My ex would sabotage stuff. I remember getting ready to go out with friends, all of a sudden he'd remember (just as I was about to leave) that there was something that needed doing to my car, it was a safety issue and he simply couldn't let me drive it until he'd fixed it, for my own safety of course. I ended up being 2 hrs late. He thought (I think), that I'd cancel, I didn't as he always did shit like this, so I'd forewarned my friends and given myself a 3 hr buffer and my mates were flexible with times etc. But this was him all over.

PicsInRed · 19/04/2020 09:41

JungleJane11

Don't think too much about the words "abuse" and "intimidation" just now, right now - focus on the actions he takes against you and whether these are normal and reasonable.

The words are simply the technical names for the actions he is taking against you.

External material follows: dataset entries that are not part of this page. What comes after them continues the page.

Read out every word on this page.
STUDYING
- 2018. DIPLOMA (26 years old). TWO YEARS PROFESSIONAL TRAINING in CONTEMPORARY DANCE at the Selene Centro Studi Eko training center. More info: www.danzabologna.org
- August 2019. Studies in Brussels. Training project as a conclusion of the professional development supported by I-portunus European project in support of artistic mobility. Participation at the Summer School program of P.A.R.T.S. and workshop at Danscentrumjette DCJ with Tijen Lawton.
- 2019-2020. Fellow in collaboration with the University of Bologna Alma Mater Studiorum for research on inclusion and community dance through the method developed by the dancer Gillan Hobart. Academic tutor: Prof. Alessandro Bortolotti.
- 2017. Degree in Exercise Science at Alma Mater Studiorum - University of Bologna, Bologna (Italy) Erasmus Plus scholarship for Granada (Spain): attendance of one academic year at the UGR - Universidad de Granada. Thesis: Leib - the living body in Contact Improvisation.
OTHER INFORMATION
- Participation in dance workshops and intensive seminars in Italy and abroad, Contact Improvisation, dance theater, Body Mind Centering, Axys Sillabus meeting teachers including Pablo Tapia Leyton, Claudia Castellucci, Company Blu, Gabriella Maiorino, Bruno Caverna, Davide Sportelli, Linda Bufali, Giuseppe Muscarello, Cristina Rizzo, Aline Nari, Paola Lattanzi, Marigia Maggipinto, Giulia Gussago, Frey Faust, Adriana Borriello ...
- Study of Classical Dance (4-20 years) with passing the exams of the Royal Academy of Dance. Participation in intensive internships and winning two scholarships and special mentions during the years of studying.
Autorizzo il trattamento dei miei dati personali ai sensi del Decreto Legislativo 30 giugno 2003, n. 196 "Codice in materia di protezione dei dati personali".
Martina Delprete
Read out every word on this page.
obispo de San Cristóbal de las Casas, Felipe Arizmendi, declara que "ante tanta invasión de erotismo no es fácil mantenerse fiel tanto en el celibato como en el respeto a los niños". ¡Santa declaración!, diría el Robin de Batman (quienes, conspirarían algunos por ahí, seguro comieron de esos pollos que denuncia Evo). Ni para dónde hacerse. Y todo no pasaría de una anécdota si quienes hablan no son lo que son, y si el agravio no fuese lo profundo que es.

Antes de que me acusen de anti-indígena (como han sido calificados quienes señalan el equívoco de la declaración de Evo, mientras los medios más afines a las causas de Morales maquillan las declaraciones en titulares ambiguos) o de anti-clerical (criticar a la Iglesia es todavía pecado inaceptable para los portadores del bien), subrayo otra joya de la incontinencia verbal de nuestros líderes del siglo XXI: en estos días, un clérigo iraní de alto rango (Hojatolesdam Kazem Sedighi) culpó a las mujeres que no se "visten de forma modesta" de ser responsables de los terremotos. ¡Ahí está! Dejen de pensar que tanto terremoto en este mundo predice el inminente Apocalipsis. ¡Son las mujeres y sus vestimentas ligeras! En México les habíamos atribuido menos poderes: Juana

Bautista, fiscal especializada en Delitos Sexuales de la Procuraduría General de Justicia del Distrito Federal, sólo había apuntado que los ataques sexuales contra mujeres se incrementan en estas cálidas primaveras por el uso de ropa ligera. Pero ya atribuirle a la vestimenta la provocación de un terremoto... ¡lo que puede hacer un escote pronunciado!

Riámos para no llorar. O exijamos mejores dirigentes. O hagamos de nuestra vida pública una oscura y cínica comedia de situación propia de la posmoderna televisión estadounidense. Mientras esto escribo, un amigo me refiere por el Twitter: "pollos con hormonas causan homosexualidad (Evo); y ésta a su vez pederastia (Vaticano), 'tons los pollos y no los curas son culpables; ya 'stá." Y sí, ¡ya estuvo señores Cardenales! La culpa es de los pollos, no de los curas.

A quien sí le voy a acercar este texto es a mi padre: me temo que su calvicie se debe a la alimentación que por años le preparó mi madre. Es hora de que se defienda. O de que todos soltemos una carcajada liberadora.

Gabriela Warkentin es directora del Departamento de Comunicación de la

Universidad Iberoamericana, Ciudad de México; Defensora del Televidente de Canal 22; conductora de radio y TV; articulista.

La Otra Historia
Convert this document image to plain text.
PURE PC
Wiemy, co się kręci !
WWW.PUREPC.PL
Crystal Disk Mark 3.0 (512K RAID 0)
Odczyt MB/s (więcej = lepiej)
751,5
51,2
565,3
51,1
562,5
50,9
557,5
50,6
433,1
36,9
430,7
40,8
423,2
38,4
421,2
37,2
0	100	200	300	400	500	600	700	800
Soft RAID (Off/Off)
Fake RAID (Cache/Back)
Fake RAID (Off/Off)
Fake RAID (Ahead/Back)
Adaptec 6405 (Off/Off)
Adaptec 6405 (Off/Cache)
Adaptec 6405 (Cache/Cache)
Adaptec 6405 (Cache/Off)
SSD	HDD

You will need to name the actions and the pattern of behaviour before you can comfortably accept and name that pattern behaviour.

I endured a lot of psychological abuse before I read about the (then) coercive control bill and had my own lightening moment: "omg, that's what's happening to me". That was the beginning of my fight to escape - but the fight was only possible with the knowledge.

It's clear from your last post that he doesn't want you to leave the house - and if you do, he will not permit you to do it without his supervision. That is extremely controlling behaviour. I mean, when you attempted a walk, he actually left his work and the house to come and find you. 😱

What do you think he would do if you just did what you want and suited yourself? Is he a sulker? That another classic non violent punishment.

Zhuleva · 19/04/2020 09:46

I feel for you as this sounds really fucking annoying.

What was he like before you had children? It sounds like he's using the kids as a way to control you / influence your behaviour. Without kids did he do the same thing, and how? (sorry - questions questions!)

Sewingbea · 19/04/2020 09:46

Your original question OP was "what would you call this behaviour?". After reading all you've written I would call it very controlling. He sounds awful to live with, grinding you down bit by bit day after day.